Ce que les dératiseurs nous apprennent sur le bonheur au travail
Le métier de dératiseur et désinsectiseur ne se résume pas à éliminer des nuisibles. Il demande des connaissances en biologie, un sens de l'enquête, de l'adaptation et beaucoup de psychologie.
Le métier de dératiseur ou désinsectiseur, souvent perçu comme répulsif, révèle une satisfaction professionnelle surprenante. Une enquête menée auprès de ces professionnels montre que leur travail, bien que confronté à des animaux indésirables comme les rats, les punaises de lit ou les cafards, est considéré comme gratifiant. Cette satisfaction s’explique par plusieurs facteurs : la diversité des missions quotidiennes, les défis constants et les relations humaines développées avec les clients. Contrairement aux idées reçues, ces travailleurs apprécient leur métier pour son utilité sociale et son impact positif sur la vie des particuliers. Leur rôle est essentiel pour la santé publique, bien que leur profession reste socialement sous-estimée.

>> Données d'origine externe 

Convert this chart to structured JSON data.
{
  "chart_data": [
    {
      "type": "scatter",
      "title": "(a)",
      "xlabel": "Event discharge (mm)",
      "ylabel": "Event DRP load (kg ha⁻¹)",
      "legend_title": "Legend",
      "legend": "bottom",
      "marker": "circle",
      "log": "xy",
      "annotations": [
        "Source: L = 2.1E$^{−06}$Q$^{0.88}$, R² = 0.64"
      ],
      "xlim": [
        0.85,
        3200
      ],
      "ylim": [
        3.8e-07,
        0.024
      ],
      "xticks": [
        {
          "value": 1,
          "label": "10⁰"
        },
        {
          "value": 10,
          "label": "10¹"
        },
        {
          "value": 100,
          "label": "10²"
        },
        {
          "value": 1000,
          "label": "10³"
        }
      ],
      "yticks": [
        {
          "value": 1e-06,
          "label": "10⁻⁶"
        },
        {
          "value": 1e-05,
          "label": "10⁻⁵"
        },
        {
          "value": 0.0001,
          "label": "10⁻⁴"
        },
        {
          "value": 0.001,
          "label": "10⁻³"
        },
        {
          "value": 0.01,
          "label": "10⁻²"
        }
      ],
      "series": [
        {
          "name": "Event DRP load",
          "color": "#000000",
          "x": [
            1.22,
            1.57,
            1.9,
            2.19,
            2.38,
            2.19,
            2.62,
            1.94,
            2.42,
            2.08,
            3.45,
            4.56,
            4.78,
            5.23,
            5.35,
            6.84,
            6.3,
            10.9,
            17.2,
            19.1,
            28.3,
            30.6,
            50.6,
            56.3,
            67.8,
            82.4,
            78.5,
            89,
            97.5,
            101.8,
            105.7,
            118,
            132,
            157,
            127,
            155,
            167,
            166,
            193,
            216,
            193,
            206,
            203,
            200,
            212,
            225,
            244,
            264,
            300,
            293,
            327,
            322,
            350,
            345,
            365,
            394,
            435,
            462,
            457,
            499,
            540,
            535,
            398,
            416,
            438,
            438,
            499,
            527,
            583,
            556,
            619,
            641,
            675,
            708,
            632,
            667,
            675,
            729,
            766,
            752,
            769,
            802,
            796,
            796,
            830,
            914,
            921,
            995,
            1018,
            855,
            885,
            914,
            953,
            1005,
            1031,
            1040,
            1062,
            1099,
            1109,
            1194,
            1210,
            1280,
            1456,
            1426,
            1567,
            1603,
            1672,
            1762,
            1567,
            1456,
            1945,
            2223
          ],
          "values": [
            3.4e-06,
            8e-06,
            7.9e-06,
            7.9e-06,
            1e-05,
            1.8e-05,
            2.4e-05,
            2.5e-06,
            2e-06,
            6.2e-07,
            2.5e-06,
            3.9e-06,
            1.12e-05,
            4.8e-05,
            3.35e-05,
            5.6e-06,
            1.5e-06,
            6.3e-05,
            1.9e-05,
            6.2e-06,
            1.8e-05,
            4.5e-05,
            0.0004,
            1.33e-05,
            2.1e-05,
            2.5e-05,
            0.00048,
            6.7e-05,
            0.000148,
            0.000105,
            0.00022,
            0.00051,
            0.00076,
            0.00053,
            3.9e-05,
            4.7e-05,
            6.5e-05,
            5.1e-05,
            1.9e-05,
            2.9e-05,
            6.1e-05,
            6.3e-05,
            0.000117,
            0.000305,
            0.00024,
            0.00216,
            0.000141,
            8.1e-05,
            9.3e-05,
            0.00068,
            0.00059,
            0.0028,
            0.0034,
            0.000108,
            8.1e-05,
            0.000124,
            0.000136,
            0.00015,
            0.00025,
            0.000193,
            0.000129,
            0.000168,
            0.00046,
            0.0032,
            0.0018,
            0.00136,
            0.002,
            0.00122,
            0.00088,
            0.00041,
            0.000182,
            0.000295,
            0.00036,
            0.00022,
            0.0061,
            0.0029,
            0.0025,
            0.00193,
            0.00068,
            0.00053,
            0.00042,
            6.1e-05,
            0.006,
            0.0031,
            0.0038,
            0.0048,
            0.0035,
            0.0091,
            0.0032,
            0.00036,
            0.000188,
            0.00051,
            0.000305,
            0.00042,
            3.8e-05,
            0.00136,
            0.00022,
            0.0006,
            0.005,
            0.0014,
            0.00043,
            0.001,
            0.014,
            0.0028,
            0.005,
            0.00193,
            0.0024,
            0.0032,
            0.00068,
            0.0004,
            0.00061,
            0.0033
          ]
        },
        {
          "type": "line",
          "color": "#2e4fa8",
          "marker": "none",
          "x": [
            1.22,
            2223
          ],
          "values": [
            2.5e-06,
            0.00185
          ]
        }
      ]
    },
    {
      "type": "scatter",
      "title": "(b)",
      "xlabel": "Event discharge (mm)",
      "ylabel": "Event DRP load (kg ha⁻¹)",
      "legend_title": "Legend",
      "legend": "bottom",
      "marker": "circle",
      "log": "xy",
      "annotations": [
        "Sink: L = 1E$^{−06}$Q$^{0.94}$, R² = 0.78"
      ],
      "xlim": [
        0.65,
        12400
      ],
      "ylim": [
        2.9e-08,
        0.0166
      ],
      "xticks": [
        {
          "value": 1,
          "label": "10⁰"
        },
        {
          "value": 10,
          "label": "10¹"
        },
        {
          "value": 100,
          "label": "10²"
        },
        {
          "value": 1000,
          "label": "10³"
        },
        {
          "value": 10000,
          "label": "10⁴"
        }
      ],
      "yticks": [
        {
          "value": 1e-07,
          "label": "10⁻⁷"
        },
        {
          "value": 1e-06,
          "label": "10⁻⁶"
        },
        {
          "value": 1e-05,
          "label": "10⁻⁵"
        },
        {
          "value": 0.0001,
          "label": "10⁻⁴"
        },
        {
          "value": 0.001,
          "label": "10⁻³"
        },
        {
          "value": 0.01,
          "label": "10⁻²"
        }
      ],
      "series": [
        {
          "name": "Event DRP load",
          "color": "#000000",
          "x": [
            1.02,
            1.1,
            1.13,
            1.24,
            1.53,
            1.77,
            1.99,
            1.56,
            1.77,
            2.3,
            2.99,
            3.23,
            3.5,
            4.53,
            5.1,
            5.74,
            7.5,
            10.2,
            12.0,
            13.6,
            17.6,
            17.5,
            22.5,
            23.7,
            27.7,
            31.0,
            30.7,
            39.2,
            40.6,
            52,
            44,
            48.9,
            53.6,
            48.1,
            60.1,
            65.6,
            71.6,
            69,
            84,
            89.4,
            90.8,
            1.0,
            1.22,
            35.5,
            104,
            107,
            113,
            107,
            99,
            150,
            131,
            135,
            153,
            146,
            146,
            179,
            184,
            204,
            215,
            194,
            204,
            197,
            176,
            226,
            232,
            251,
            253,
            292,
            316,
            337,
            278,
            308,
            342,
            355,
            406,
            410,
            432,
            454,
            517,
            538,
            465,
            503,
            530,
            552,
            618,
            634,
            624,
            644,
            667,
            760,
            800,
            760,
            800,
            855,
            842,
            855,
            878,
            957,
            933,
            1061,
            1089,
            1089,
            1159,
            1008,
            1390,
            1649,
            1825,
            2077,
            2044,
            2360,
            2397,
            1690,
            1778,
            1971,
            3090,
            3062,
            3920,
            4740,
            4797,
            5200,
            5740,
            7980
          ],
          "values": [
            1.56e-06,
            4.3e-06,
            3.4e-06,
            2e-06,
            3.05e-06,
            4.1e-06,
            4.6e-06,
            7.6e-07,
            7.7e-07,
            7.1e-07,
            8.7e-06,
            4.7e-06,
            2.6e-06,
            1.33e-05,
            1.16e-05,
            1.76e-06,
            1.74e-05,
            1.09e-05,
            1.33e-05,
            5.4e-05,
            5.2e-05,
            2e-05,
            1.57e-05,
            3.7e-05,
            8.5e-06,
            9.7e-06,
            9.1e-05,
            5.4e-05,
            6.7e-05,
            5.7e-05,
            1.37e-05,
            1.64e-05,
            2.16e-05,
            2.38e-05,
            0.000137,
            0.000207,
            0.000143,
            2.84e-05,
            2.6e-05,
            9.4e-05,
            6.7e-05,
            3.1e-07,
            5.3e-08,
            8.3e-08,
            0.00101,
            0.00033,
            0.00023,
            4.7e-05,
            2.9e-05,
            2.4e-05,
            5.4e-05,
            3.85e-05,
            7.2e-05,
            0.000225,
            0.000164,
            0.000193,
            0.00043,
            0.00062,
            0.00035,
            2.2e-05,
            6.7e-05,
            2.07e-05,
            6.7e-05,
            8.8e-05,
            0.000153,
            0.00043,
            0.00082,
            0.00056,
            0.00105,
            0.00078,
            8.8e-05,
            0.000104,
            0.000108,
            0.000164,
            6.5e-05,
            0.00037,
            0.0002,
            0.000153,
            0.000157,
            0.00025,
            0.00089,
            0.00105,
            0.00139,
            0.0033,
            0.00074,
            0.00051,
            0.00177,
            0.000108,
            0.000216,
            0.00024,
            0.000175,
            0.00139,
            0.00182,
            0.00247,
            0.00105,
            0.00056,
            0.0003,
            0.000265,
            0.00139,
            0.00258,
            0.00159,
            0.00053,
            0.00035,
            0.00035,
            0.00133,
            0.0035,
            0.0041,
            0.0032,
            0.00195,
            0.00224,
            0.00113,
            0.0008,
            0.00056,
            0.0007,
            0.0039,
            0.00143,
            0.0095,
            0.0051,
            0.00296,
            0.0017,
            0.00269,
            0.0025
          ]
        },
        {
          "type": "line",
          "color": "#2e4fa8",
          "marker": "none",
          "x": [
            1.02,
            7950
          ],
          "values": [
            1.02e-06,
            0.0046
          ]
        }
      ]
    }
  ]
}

Les dératiseurs et désinsectiseurs interviennent contre une grande variété de nuisibles, allant des rongeurs aux insectes, dans des lieux très différents (maisons, écoles, égouts, etc.). Chaque infestation nécessite une approche unique, car les animaux développent des stratégies pour éviter les pièges ou résister aux produits chimiques. Cette diversité empêche la monotonie et rend chaque journée de travail unique. Comme l’explique un professionnel interrogé : « Il n’y a pas de cas type avec les rats ou les souris. C’est toujours différent. » Les dératiseurs bénéficient également d’une grande autonomie dans l’organisation de leur travail, ce qui renforce leur satisfaction. Certains apprécient particulièrement l’aspect biologique de leur métier, étudiant le comportement des animaux qu’ils combattent.
Malgré les aspects gratifiants du métier, les dératiseurs et désinsectiseurs doivent souvent travailler dans des conditions difficiles, comme des égouts ou des combles insalubres. Leur travail soulève également des questions éthiques, notamment lorsqu’ils doivent éliminer des animaux. Certains professionnels avouent ressentir de la culpabilité ou un malaise face à ces situations. Pour limiter les souffrances, ils privilégient des méthodes moins létales ou réduisent au maximum la douleur des animaux. Cependant, leur métier reste peu valorisé socialement. Certains clients les méprisent, allant jusqu’à leur demander de se cacher ou à les traiter avec condescendance, comme en témoigne un dératiseur : « Les gens vous prennent pour une sorte de Néandertalien, un abruti qui assomme de petits animaux à fourrure avec un bâton. »
Le métier de dératiseur ou désinsectiseur s’exerce souvent en solitaire, ce qui peut entraîner un sentiment d’isolement. Cependant, cette solitude est compensée par des liens forts entre professionnels du secteur, même entre concurrents, ainsi que par le sentiment d’être socialement utile. Les dératiseurs aident des particuliers en détresse, comme des personnes infestées par des punaises de lit, dont les répercussions sur la santé mentale peuvent être graves. Comme l’explique un professionnel : « Je trouve ça incroyablement gratifiant de voir des gens passer d’un état de profonde détresse à un immense soulagement. » Certains dératiseurs vont même jusqu’à offrir des réductions ou des visites supplémentaires aux clients les plus modestes, renforçant ainsi leur sentiment d’accomplissement.
Les recherches menées auprès des dératiseurs et désinsectiseurs révèlent les ingrédients clés d’un travail à la fois agréable et porteur de sens. Parmi ces facteurs, on retrouve la diversité des missions, l’autonomie dans l’organisation du travail, les relations humaines avec les clients et le sentiment d’utilité sociale. Ces éléments sont souvent cités comme sources de satisfaction professionnelle. Cependant, ce métier ne convient pas à tout le monde, car il exige une grande capacité d’adaptation et une résistance aux conditions difficiles. Le secteur cherche activement à recruter de nouveaux professionnels, mais la stigmatisation persistante de ce métier peut freiner les vocations.